La mémoire devenant moins problématique, je trouve un vrai plaisir dans certaines phrases... les trois heures de cours sont passées si vite...et m'ont un peu rajeunie... le groupe des ados y est pour quelque chose, mais c'est surtout le changement de musique proposé par Magali pour la variation jazz qui a fait jaillir de moi une énergie  que je ne soupçonnais pas ! Apparemment tout le groupe a été transporté par les sonorités d'incubus et le résultat serait plus efficace qu'avec radio city... 
 

Est-ce juste un effet de la nouveauté ? La question se pose aussi bien pour la chorégraphie de jazz que pour mon atelier au savs...
La réponse ne s'esquissera que dans huit jours.

Publié par equally damaged à 00:20:31 dans Carnet de voyages | Commentaires (0) |

Printemps à l'atelier | 13 mai 2007

Il y a quelque chose de printanier dans la nouvelle étape que connaît l'atelier de danse contemporaine de l'hôpital de jour... Le cadre n'a pas changé, et nous avons même retrouvé la salle de la resserre au théâtre, mais de nouveau germes apparaissent...

 

Dans le groupe des patients, deux nouveaux participants ont d'ores et déjà trouvé leur place. La rapidité avec laquelle ils se sont intégrés au groupe et investis dans la dimension artistique de la danse me surprend encore.
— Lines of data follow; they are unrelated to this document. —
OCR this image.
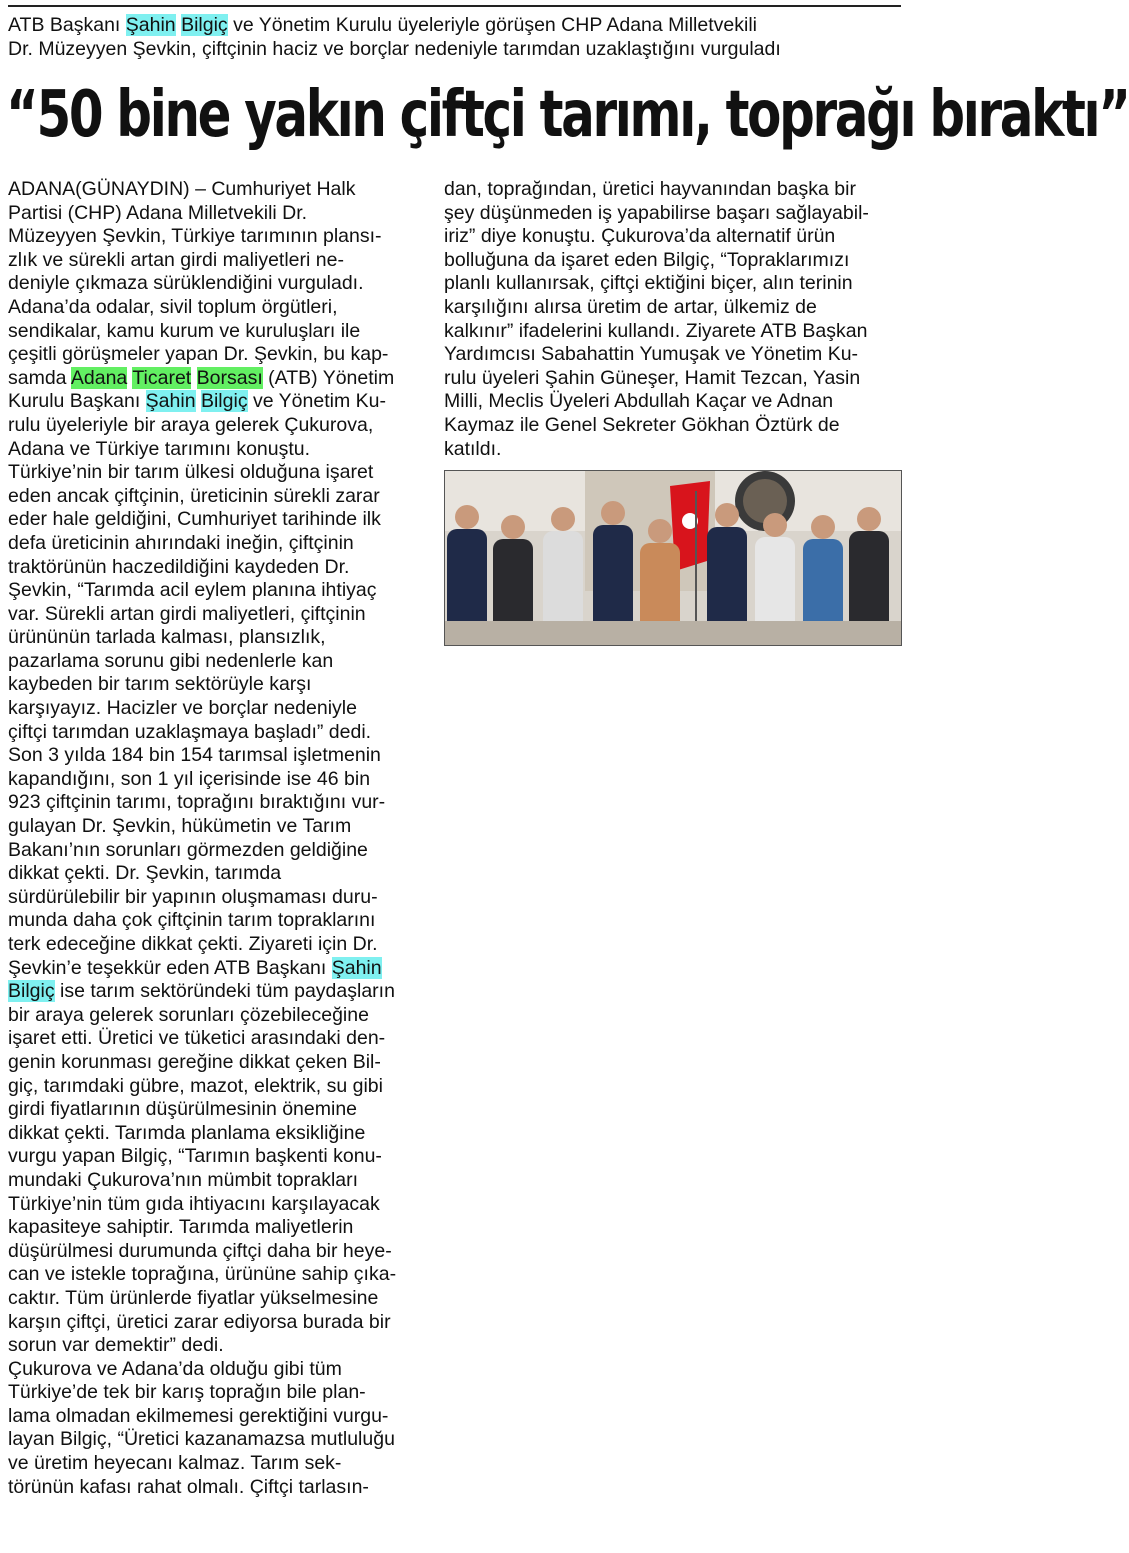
ATB Başkanı Şahin Bilgiç ve Yönetim Kurulu üyeleriyle görüşen CHP Adana Milletvekili
Dr. Müzeyyen Şevkin, çiftçinin haciz ve borçlar nedeniyle tarımdan uzaklaştığını vurguladı
“50 bine yakın çiftçi tarımı, toprağı bıraktı”
ADANA(GÜNAYDIN) – Cumhuriyet Halk
Partisi (CHP) Adana Milletvekili Dr.
Müzeyyen Şevkin, Türkiye tarımının plansı-
zlık ve sürekli artan girdi maliyetleri ne-
deniyle çıkmaza sürüklendiğini vurguladı.
Adana’da odalar, sivil toplum örgütleri,
sendikalar, kamu kurum ve kuruluşları ile
çeşitli görüşmeler yapan Dr. Şevkin, bu kap-
samda Adana Ticaret Borsası (ATB) Yönetim
Kurulu Başkanı Şahin Bilgiç ve Yönetim Ku-
rulu üyeleriyle bir araya gelerek Çukurova,
Adana ve Türkiye tarımını konuştu.
Türkiye’nin bir tarım ülkesi olduğuna işaret
eden ancak çiftçinin, üreticinin sürekli zarar
eder hale geldiğini, Cumhuriyet tarihinde ilk
defa üreticinin ahırındaki ineğin, çiftçinin
traktörünün haczedildiğini kaydeden Dr.
Şevkin, “Tarımda acil eylem planına ihtiyaç
var. Sürekli artan girdi maliyetleri, çiftçinin
ürününün tarlada kalması, plansızlık,
pazarlama sorunu gibi nedenlerle kan
kaybeden bir tarım sektörüyle karşı
karşıyayız. Hacizler ve borçlar nedeniyle
çiftçi tarımdan uzaklaşmaya başladı” dedi.
Son 3 yılda 184 bin 154 tarımsal işletmenin
kapandığını, son 1 yıl içerisinde ise 46 bin
923 çiftçinin tarımı, toprağını bıraktığını vur-
gulayan Dr. Şevkin, hükümetin ve Tarım
Bakanı’nın sorunları görmezden geldiğine
dikkat çekti. Dr. Şevkin, tarımda
sürdürülebilir bir yapının oluşmaması duru-
munda daha çok çiftçinin tarım topraklarını
terk edeceğine dikkat çekti. Ziyareti için Dr.
Şevkin’e teşekkür eden ATB Başkanı Şahin
Bilgiç ise tarım sektöründeki tüm paydaşların
bir araya gelerek sorunları çözebileceğine
işaret etti. Üretici ve tüketici arasındaki den-
genin korunması gereğine dikkat çeken Bil-
giç, tarımdaki gübre, mazot, elektrik, su gibi
girdi fiyatlarının düşürülmesinin önemine
dikkat çekti. Tarımda planlama eksikliğine
vurgu yapan Bilgiç, “Tarımın başkenti konu-
mundaki Çukurova’nın mümbit toprakları
Türkiye’nin tüm gıda ihtiyacını karşılayacak
kapasiteye sahiptir. Tarımda maliyetlerin
düşürülmesi durumunda çiftçi daha bir heye-
can ve istekle toprağına, ürününe sahip çıka-
caktır. Tüm ürünlerde fiyatlar yükselmesine
karşın çiftçi, üretici zarar ediyorsa burada bir
sorun var demektir” dedi.
Çukurova ve Adana’da olduğu gibi tüm
Türkiye’de tek bir karış toprağın bile plan-
lama olmadan ekilmemesi gerektiğini vurgu-
layan Bilgiç, “Üretici kazanamazsa mutluluğu
ve üretim heyecanı kalmaz. Tarım sek-
törünün kafası rahat olmalı. Çiftçi tarlasın-
dan, toprağından, üretici hayvanından başka bir
şey düşünmeden iş yapabilirse başarı sağlayabil-
iriz” diye konuştu. Çukurova’da alternatif ürün
bolluğuna da işaret eden Bilgiç, “Topraklarımızı
planlı kullanırsak, çiftçi ektiğini biçer, alın terinin
karşılığını alırsa üretim de artar, ülkemiz de
kalkınır” ifadelerini kullandı. Ziyarete ATB Başkan
Yardımcısı Sabahattin Yumuşak ve Yönetim Ku-
rulu üyeleri Şahin Güneşer, Hamit Tezcan, Yasin
Milli, Meclis Üyeleri Abdullah Kaçar ve Adnan
Kaymaz ile Genel Sekreter Gökhan Öztürk de
katıldı.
Du coté des objets, les coussins sont toujours nos partenaires et quand Carlo émet l'idée de ne pas s'en servir pour son prochain cours, je suis la première à tenter une négociation... Pourtant, je devrais y trouver un intérêt pratique, d'autant que maintenant je transporte aussi mon matériel vidéo. Témoin discret des séances, il m'apporte un regard extérieur et global, complémentaire des empreintes sensorielles qu'elles laissent en moi.

A moyen terme, j'aimerai réaliser une forme de documentaire, un souvenir pour le groupe et un retour pour les instances décisives de l'hôpital de jour.
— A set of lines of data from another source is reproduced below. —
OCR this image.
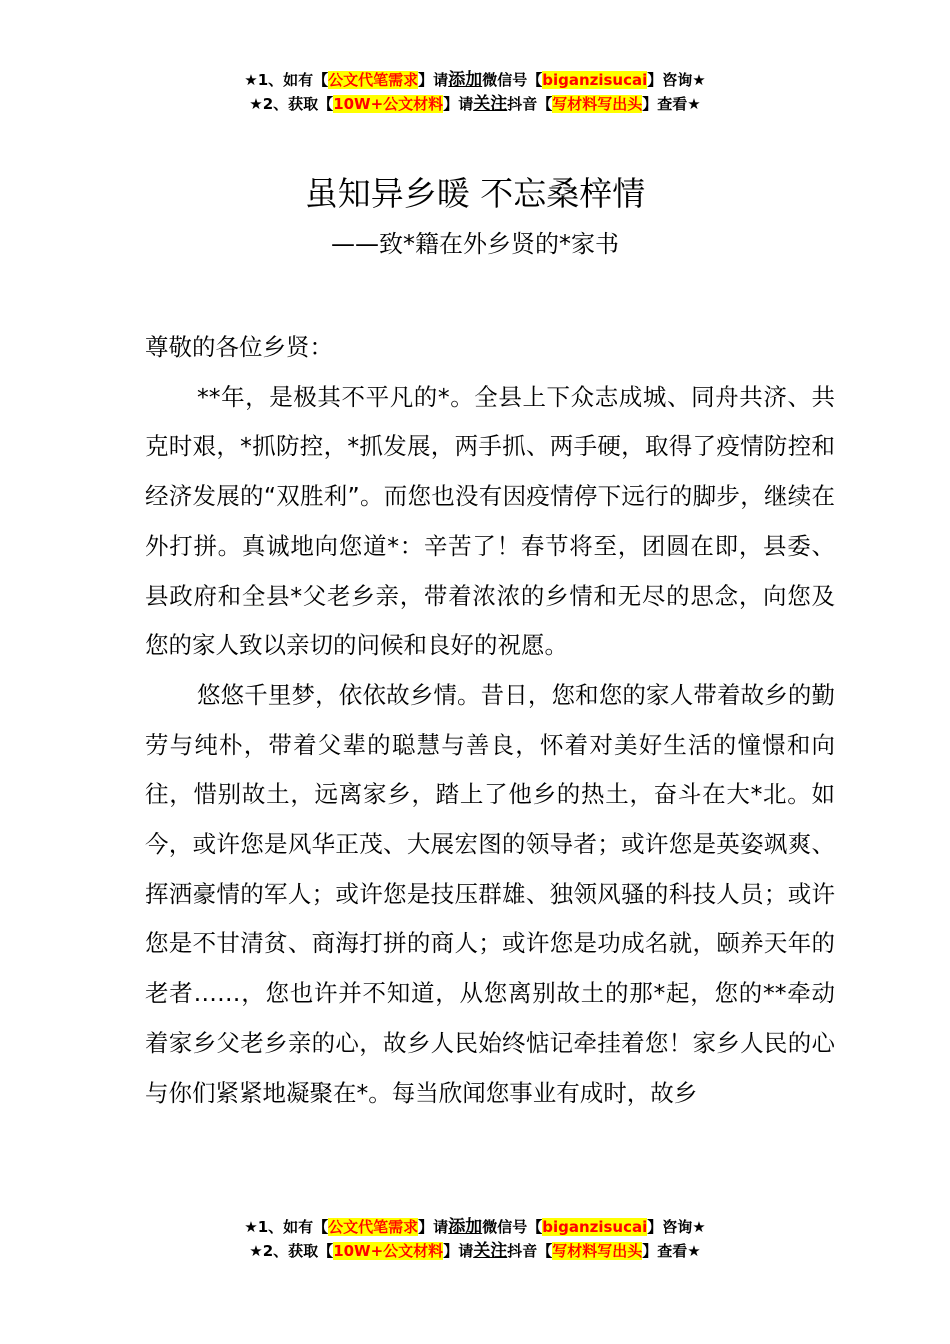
★1、如有【公文代笔需求】请添加微信号【biganzisucai】咨询★
★2、获取【10W+公文材料】请关注抖音【写材料写出头】查看★
虽知异乡暖 不忘桑梓情
——致*籍在外乡贤的*家书

尊敬的各位乡贤：

**年，是极其不平凡的*。全县上下众志成城、同舟共济、共克时艰，*抓防控，*抓发展，两手抓、两手硬，取得了疫情防控和经济发展的“双胜利”。而您也没有因疫情停下远行的脚步，继续在外打拼。真诚地向您道*：辛苦了！春节将至，团圆在即，县委、县政府和全县*父老乡亲，带着浓浓的乡情和无尽的思念，向您及您的家人致以亲切的问候和良好的祝愿。

悠悠千里梦，依依故乡情。昔日，您和您的家人带着故乡的勤劳与纯朴，带着父辈的聪慧与善良，怀着对美好生活的憧憬和向往，惜别故土，远离家乡，踏上了他乡的热土，奋斗在大*北。如今，或许您是风华正茂、大展宏图的领导者；或许您是英姿飒爽、挥洒豪情的军人；或许您是技压群雄、独领风骚的科技人员；或许您是不甘清贫、商海打拼的商人；或许您是功成名就，颐养天年的老者……，您也许并不知道，从您离别故土的那*起，您的**牵动着家乡父老乡亲的心，故乡人民始终惦记牵挂着您！家乡人民的心与你们紧紧地凝聚在*。每当欣闻您事业有成时，故乡

★1、如有【公文代笔需求】请添加微信号【biganzisucai】咨询★
★2、获取【10W+公文材料】请关注抖音【写材料写出头】查看★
Parallèlement à ce projet, arrive dans l'aventure une étudiante en anthropologie de la danse qui effectue une recherche sur le thème de « la culture à l'hôpital », nous allons donc voir comment travailler ensemble puisque nos deux projets se rejoignent au-delà du fait qu'ils impliquent l'utilisation de l'outil vidéo. Elle participera aux cours de Carlo et visitera l'hôpital de jour à l'occasion d'un atelier-relais.

 

Mercredi dernier, nous avons joué avec les trois écritures que Carlo nous a transmis par sous groupe de six. Ceux qui étaient absents au théâtre le 2 mai ont donc pu apprendre les duos de façon ludique. Les différentes ré-interprétations et re-compositions ont donné lieu à de beaux moments de danse.

 Le groupe s'est retrouvé en fin de séance pour un temps de présentation et là encore je ne peux que constater le chemin parcouru depuis le début de l'année, le regard du public ne pose pas problème, certains montrent même un réel plaisir à être en scène...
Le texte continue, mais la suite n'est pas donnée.